In 1982 David Grundman and his mate decided to do a little shooting, with a cactus as the target. The cactus got its revenge; a chunk of it sheared off and crushed him to death. Tennessee Williams, the famous playwright, choked on a bottle top. Poor Betty Stobbs was knocked off her feet by her herd of sheep and pushed over a cliff. Ungrateful creatures – she’d only come to feed them. Hans Steinen grew the longest beard in the world, tripped on it and broke his neck escaping from a fire.

There are enough weird deaths to fill months of blog posts. They come in all guises – romantic, incredible, spooky, and, yes, funny. One of the most romantic sounding deaths is that of Chinese poet Li Po. Apart from being one of the greatest poets in Chinese literature, he also loved a drink. Poor man fell from his boat on the Yangtze River and drowned while trying to embrace the reflection of the moon. That’s one version. Grigori Rasputin’s death is downright weird. The Russian mystic, was reportedly poisoned, shot in the head four times, clubbed, and finally when these failed he was chased into a frozen river.

In 1991, Yooket Paen was walking in her farmyard. She slipped, grabbed a wire. It was live. She was electrocuted and died on the spot. Shortly after her funeral Her sister was out in the farmyard with neighbours, demonstrating how the accident had happened. She too slipped. Grabbed the same wire and she too died. You’d think they would have taped it up or something. That wasn’t just an accident waiting to happen. It had already happened.

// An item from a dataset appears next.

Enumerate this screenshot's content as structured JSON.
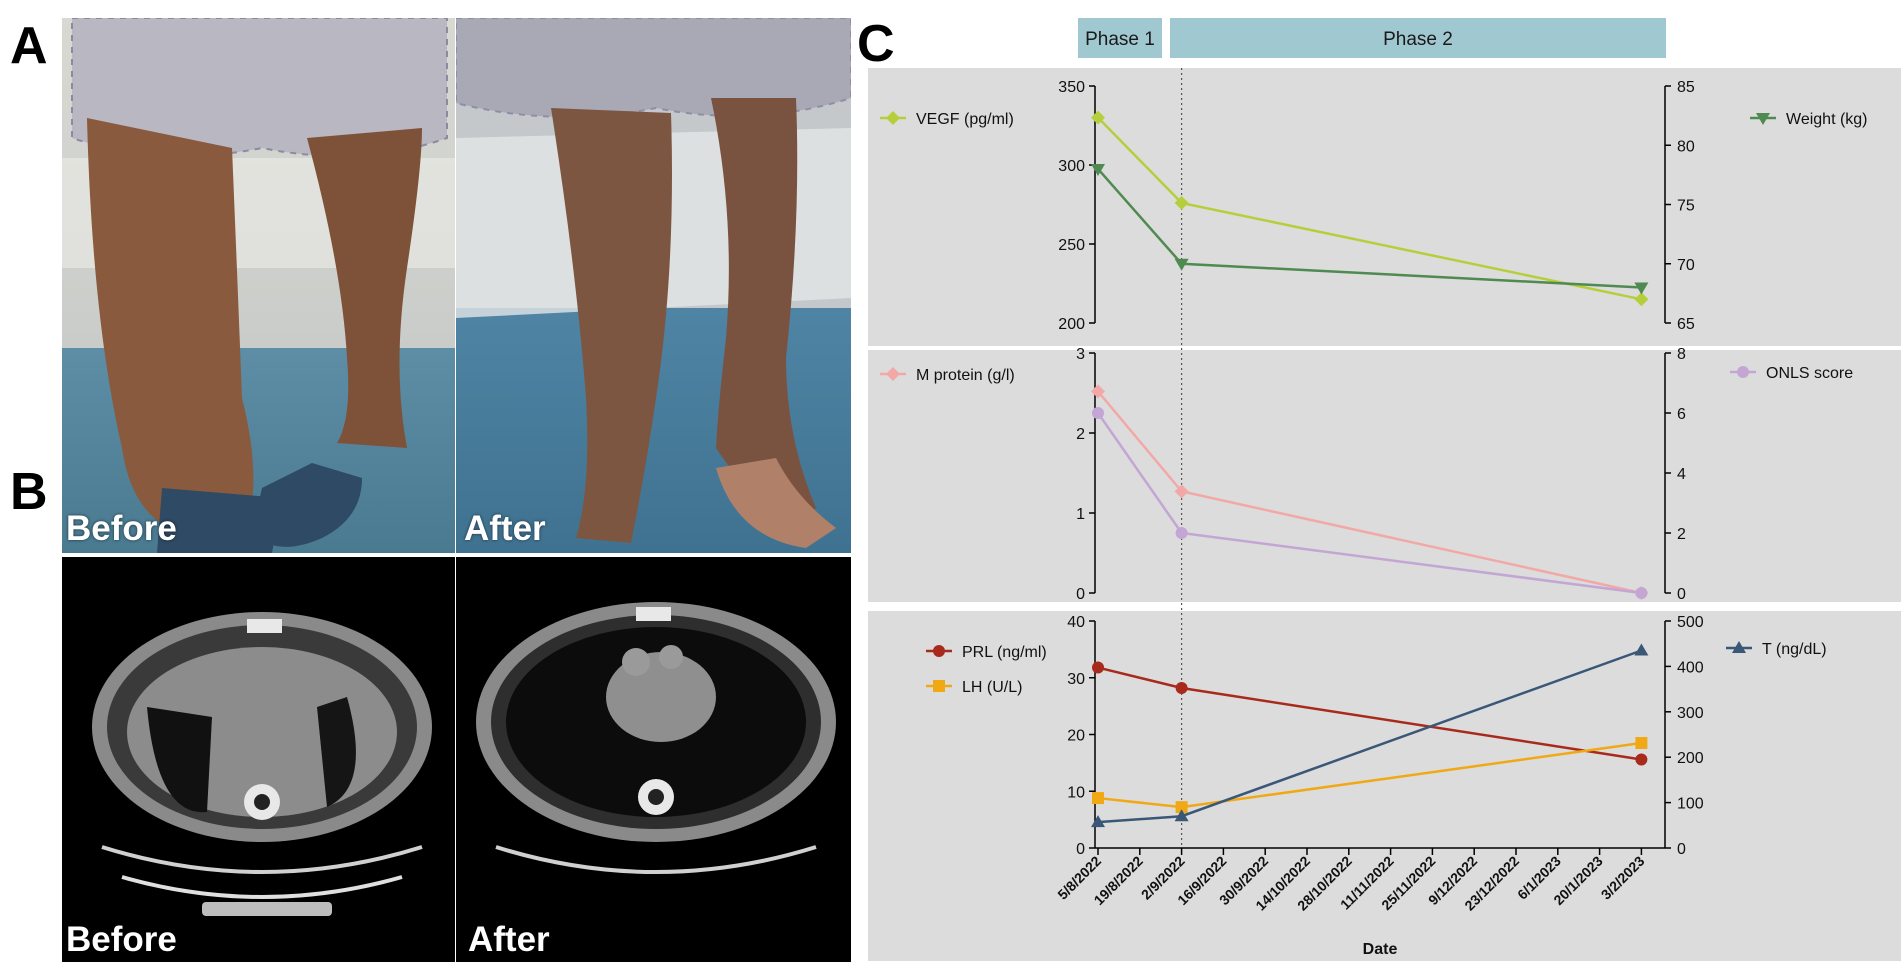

General Sedgwick fell in battle during the American Civil War. Shots fired by Confederate sharpshooters caused his men to duck for cover. The Confederates were roughly 1,000 yards away. Sedgwick was disgusted and walked into the open, striding around saying “I am ashamed of you. They couldn’t hit an elephant at this distance.” Despite this his men continued to cower. So he repeated “I’m ashamed of you, dodging that way. They couldn’t hit an elephant at this dist …” and fell forward with a bullet hole in his eye. I know it isn’t funny, but … well it is.